The exhibtion was of the Bridlington-based artist’s etchings from the 1960s and 70s.

Andrew Clay, director of Woodend in the Crescent, said:

“We were honoured and delighted to be involved in such a prestigious exhibition.

“We’ve completed the visitor count and it is 3,500 for August, which is excellent news for Woodend.

“We sold 22 etchings, all the catalogues, plus a substantial amount of work by our existing artists so the knock-on effect has been very beneficial and we feel that this exhibition has really helped put the Gallery at Woodend on the map.”

The David Chalmers event that we have on at the moment is also quite a delight. Carrying on the Yorkshire theme, David has photographed a series of tree photographs based on the forests of the North York Moors National Park.

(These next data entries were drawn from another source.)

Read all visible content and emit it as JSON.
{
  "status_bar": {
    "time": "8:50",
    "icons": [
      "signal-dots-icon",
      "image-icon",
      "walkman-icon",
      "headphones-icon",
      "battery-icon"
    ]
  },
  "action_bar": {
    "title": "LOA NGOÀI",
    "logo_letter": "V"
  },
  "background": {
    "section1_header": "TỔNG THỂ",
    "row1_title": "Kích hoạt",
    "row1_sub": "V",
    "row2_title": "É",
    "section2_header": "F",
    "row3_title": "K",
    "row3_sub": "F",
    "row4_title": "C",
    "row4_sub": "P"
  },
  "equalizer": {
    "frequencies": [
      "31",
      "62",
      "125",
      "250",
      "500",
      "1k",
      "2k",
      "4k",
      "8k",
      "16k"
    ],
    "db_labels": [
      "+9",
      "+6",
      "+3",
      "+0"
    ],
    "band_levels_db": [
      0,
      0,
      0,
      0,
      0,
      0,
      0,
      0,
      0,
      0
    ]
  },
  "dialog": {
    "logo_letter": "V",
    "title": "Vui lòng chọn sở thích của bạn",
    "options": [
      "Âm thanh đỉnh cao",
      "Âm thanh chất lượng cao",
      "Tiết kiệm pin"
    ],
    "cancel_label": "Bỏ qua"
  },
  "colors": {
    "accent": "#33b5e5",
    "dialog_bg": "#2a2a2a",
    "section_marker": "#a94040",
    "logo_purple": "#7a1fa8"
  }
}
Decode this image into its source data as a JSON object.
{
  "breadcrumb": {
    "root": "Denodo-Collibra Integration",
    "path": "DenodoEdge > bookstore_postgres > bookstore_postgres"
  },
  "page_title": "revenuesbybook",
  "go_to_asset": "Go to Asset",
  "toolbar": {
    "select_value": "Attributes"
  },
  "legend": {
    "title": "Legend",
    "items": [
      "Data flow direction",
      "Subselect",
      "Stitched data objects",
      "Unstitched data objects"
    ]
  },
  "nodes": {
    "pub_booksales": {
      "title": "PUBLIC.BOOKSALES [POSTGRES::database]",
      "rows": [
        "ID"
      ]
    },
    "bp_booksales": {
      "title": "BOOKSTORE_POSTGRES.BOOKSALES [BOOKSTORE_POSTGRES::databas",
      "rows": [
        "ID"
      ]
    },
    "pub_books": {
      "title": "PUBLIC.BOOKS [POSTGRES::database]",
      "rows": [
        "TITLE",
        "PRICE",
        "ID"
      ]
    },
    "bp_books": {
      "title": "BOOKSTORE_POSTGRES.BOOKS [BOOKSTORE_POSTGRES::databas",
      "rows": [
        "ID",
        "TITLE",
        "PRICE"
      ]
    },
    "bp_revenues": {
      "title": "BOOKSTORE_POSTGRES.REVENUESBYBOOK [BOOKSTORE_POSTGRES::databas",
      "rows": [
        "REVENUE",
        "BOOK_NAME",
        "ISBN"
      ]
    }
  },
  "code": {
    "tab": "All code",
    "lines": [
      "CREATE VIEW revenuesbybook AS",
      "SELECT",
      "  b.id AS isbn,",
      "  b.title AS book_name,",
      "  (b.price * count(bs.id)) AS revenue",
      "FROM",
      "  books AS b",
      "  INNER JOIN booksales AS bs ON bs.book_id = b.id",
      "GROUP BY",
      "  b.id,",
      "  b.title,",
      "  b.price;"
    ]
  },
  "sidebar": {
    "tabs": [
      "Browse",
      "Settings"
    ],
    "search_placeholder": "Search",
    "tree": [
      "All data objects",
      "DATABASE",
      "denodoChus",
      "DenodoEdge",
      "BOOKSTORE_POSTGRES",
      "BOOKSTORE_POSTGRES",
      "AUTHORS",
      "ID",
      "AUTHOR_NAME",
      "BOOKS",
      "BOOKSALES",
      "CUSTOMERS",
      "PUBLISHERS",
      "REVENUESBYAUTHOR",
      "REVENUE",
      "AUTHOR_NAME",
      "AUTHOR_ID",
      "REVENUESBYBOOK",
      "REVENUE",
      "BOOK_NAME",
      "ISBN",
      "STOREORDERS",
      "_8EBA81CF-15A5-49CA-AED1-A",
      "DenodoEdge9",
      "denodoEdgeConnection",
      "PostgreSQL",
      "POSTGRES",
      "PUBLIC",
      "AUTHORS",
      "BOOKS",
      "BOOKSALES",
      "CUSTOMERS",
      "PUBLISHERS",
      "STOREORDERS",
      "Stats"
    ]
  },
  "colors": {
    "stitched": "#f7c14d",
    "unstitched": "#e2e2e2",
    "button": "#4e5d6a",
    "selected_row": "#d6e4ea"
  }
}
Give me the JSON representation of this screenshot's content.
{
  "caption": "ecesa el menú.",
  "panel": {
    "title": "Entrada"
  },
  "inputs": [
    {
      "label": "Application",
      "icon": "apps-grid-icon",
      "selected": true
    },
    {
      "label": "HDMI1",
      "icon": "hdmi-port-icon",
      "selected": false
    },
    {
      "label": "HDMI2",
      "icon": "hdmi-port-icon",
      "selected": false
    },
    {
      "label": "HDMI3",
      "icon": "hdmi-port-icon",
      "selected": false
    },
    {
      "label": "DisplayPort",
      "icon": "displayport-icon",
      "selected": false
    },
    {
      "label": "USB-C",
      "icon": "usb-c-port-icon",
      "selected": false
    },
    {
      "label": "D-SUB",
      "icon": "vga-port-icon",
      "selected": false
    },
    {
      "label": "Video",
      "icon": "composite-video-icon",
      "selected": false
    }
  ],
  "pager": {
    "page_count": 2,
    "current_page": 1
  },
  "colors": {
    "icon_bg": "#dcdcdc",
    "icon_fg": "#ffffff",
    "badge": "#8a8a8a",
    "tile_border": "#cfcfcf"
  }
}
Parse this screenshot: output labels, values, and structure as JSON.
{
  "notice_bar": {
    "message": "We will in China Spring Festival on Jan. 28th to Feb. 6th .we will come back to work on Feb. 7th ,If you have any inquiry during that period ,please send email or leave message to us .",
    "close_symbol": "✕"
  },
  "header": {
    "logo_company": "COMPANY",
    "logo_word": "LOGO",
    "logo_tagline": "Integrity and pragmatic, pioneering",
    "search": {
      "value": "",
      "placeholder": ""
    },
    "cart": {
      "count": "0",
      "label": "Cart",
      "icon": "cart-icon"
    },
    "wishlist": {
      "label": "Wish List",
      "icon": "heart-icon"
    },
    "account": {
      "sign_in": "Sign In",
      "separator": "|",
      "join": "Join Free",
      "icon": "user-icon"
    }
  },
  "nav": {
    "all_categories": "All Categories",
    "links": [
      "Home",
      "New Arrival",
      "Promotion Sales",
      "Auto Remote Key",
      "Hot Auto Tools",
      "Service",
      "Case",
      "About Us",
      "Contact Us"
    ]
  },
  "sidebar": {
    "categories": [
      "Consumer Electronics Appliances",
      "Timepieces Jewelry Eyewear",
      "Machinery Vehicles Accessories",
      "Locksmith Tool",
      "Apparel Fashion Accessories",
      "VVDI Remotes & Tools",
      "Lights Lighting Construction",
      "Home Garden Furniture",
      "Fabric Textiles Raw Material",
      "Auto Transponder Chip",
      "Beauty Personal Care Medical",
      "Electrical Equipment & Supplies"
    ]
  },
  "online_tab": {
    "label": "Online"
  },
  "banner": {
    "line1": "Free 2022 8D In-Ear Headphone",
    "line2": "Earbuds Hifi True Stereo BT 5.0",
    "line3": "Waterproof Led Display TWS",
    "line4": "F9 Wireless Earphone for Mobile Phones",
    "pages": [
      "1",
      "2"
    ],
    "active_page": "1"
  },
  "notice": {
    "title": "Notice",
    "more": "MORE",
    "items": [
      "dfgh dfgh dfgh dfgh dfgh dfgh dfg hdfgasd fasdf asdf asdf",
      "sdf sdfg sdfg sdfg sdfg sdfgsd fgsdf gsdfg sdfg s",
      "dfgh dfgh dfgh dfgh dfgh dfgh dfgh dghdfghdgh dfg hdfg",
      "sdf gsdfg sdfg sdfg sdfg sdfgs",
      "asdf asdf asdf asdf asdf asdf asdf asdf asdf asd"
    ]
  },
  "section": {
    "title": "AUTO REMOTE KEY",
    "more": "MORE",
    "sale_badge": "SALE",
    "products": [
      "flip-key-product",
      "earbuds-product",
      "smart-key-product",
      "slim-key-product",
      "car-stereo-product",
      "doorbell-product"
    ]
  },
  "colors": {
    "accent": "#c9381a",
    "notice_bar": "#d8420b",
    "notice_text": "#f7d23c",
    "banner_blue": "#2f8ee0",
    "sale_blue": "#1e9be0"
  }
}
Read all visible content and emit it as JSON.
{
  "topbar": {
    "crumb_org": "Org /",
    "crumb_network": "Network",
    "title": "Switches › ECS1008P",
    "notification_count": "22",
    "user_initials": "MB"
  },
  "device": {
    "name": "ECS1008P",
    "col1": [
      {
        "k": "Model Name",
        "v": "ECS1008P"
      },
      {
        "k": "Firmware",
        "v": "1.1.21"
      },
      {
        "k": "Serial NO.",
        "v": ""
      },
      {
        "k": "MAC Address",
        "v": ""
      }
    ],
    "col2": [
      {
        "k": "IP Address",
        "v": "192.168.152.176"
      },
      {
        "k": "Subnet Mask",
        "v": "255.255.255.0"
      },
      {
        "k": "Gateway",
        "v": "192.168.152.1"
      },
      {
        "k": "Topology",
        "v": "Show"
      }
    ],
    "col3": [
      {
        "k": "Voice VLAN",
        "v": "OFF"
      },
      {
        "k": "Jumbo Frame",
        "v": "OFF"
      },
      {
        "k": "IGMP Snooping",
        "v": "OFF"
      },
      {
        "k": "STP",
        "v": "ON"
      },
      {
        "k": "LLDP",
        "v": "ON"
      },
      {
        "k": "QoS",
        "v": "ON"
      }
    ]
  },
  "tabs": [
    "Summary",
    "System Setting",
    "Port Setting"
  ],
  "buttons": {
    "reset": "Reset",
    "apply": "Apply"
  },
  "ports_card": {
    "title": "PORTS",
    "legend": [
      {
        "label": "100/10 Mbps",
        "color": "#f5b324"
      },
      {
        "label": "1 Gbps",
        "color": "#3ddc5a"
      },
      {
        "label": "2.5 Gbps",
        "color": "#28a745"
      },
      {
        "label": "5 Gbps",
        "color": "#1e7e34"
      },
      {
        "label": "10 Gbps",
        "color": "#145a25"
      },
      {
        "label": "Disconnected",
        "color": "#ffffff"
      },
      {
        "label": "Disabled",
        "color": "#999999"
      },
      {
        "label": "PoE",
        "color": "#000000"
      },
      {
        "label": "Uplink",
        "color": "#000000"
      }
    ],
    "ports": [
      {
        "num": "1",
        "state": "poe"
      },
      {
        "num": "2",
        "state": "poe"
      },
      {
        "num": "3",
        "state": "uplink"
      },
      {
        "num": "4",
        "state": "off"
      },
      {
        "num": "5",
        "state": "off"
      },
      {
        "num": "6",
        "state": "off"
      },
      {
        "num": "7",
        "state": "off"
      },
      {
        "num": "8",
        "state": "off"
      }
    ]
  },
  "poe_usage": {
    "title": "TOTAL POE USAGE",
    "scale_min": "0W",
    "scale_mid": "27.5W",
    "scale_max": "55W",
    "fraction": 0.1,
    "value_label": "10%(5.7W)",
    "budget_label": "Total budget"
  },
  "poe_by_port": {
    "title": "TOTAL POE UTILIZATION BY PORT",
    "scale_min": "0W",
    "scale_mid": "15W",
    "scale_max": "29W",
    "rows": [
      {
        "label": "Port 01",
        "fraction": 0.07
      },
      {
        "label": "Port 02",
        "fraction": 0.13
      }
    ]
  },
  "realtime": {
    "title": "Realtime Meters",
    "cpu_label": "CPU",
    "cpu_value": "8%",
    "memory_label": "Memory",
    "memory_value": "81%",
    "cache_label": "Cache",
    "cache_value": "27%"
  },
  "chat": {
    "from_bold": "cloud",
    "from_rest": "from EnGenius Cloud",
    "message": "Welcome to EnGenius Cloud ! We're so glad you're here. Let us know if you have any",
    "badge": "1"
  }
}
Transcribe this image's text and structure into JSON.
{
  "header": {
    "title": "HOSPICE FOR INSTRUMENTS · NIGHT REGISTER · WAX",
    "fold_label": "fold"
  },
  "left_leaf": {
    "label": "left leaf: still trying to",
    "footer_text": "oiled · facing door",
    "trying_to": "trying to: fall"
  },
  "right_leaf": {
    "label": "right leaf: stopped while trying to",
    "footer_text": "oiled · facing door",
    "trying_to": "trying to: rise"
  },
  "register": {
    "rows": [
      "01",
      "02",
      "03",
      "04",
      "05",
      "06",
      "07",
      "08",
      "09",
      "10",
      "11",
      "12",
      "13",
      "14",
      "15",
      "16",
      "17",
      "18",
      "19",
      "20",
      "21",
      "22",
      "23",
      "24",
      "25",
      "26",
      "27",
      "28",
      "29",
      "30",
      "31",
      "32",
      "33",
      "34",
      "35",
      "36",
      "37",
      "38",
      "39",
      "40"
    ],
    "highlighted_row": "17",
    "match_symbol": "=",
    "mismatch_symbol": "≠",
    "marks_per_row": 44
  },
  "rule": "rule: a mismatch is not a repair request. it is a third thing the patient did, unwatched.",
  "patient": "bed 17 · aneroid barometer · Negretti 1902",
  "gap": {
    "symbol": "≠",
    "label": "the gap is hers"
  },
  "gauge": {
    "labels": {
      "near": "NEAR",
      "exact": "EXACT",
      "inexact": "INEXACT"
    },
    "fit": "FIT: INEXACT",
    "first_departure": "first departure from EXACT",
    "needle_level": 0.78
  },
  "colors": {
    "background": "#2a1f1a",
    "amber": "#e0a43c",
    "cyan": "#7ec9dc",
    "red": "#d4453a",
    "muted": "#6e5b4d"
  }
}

The exhibition forms part of the Celebrating Place project run by Chrysalis Arts. The charcoal used in the prints is also locally sourced. David manufactured his own materials using a formula of Indian ink and ground charcoal dust, which has been supplied by a local charcoal maker working in the same forests that David was photographing.

“Our next exhibition, following on from David Chalmers, will be Henri Matisse, another exhibition from the Goldmark Gallery,” sadi Andrew.

The collection will include Ronsard’s Florilége des Amours one of his most complicated and successful printmaking projects.

Henri Matisse (1869-1954) was undoubtedly one of the foremost painters of the first half of the 20th Century. He was the supreme master in those trends of 20th Century art that are represented by calligraphic pattern and the abstract use of pure colour.

Andrew Clay said: “In addition to the success of the gallery, the meeting rooms are booked up with interesting events, workshops, talks and seminars, there is a real buzz about the place.”